Dans le contexte d’une intégration internationale de plus en plus profonde, la préservation des sites historiques tels que celui de Sung Wong Toi, n’est pas seulement une responsabilité, mais aussi une opportunité pour la jeune génération de mieux comprendre la valeur de l’indépendance et de la liberté. 

Le Dr Chu Duc Tinh a exprimé son espoir de voir, un jour, la zone de Sung Wong Toi restaurée et reconnue comme une « adresse rouge », un lieu emblématique où des visiteurs vietnamiens et internationaux pourront venir s’imprégner de l’histoire. Une telle initiative, s’il elle se concrétise, augmentera la valeur historique du site et renforcera en même temps davantage les relations entre les peuples vietnamiens et chinois, dont le président Hô Chi Minh a posé les bases et les a consolidées.

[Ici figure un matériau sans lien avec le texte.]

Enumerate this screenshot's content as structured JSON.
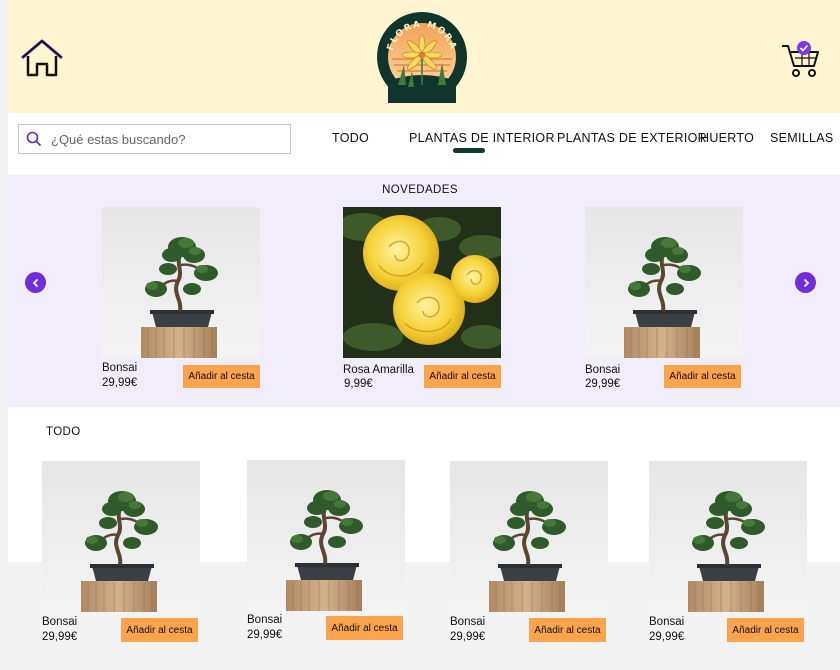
{
  "header": {
    "home_icon": "home-icon",
    "logo_text": "FLORA MORA",
    "logo_icon": "flower-logo",
    "cart_icon": "cart-icon",
    "cart_badge_icon": "check-icon"
  },
  "search": {
    "placeholder": "¿Qué estas buscando?",
    "icon": "search-icon"
  },
  "nav": {
    "items": [
      "TODO",
      "PLANTAS DE INTERIOR",
      "PLANTAS DE EXTERIOR",
      "HUERTO",
      "SEMILLAS"
    ],
    "active_index": 1
  },
  "novedades": {
    "title": "NOVEDADES",
    "prev_icon": "chevron-left-icon",
    "next_icon": "chevron-right-icon",
    "products": [
      {
        "name": "Bonsai",
        "price": "29,99€",
        "button": "Añadir al cesta",
        "image": "bonsai"
      },
      {
        "name": "Rosa Amarilla",
        "price": "9,99€",
        "button": "Añadir al cesta",
        "image": "yellow-rose"
      },
      {
        "name": "Bonsai",
        "price": "29,99€",
        "button": "Añadir al cesta",
        "image": "bonsai"
      }
    ]
  },
  "todo": {
    "title": "TODO",
    "products": [
      {
        "name": "Bonsai",
        "price": "29,99€",
        "button": "Añadir al cesta",
        "image": "bonsai"
      },
      {
        "name": "Bonsai",
        "price": "29,99€",
        "button": "Añadir al cesta",
        "image": "bonsai"
      },
      {
        "name": "Bonsai",
        "price": "29,99€",
        "button": "Añadir al cesta",
        "image": "bonsai"
      },
      {
        "name": "Bonsai",
        "price": "29,99€",
        "button": "Añadir al cesta",
        "image": "bonsai"
      }
    ]
  },
  "colors": {
    "header_bg": "#fff6d1",
    "band_bg": "#f2edfb",
    "accent_purple": "#6f2ed8",
    "button_orange": "#fca34d",
    "underline_green": "#0e3b2c"
  }
}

Certains scientifiques et amis du Vietnam et de Chi Minh à Hong Kong ont pris l’initiative de proposer l’installation de stèles commémoratives sur les lieux historiques liés à Chi Minh à Hong Kong, notamment à Sung Wong Toi. Une telle initiative, s’il elle se concrétise, augmentera la valeur historique du site et renforcera en même temps davantage les relations entre les peuples vietnamiens et chinois, dont le président Chi Minh a posé les bases et les a consolidées.
Le Dr Chu Duc Tinh

« Hong Kong – l’origine de la lumière » sera toujours mentionné comme une partie indispensable du parcours de 95 ans du Parti communiste du Vietnam accompagnant la nation.